Mengimani Agama Indomie artinya menunjung tinggi toleransi. Mereka, para pemeluk Agama Indomie, mewajarkan perbedaan. Ada pemeluk Agama Indomie sekte Goreng Orisinal, sekte Sambal Matah, sekte Mie Goreng Aceh, sekte Rendang, sekte Iga Penyet, hingga sekte Indomie Goreng Tengkleng. Ada pula sekte Indomie Rebus Rasa Ayam, sekte Rasa Soto, dan lain sebagainya. Semuanya saling menghormati perbedaan, tidak ada gesekan.
Paling-paling sedikit friksi terjadi ketika berhadapan dengan pemeluk Agama Mie Sedap. Namun, semuanya hanya pada tahap saling klaim lebih enak yang mana. Tidak sampai mengkafir-kafirkan, apalagi mengklaim bahwa darah mereka halal. Tidak ada yang menyeberang dari Agama Mie Sedap ke Agama Indomie lalu menjelek-jelekkan agama sebelumnya.
Begitu luhurnya agama minoritas ini. Lalu, coba bayangkan apabila ada yang tidak suka lantas melaporkan Agama Indomie lewat aplikasi Smart Pakem. Ketika kepercayaan seseorang diserang, maka “sumber kepercayaan” itu juga tak lepas dari serangan juga. Bagaimana apabila kelak Indomie difatwa haram? Celakalah Indonesia. Hancur sudah pegangan hidup mahasiswa ketika kiriman bulanan telat.

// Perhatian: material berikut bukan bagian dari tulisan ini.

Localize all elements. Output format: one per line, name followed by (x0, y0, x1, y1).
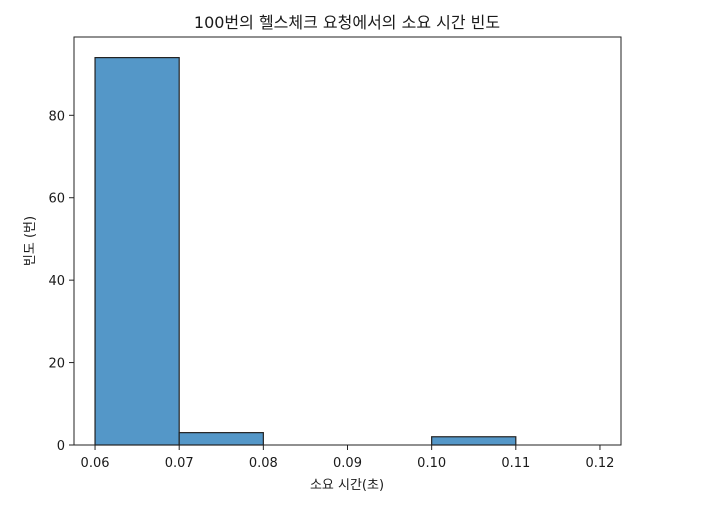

Atas dasar niat toleransi antar-kepercayaan dan agama minoritas, saya menolak keberadaan aplikasi Smart Pakem. Mari galakkan aksi dengan tagar #UninstallSmartPakem seperti mereka-mereka dulu yang mendukung #UninstallGojek karena mendukung LGBT. Saya mau otewe uninstall. Hidup Agama Indomie!
Kepada minyak yang nikmat dan bawang goreng yang menggugah selera, saya bersimpuh.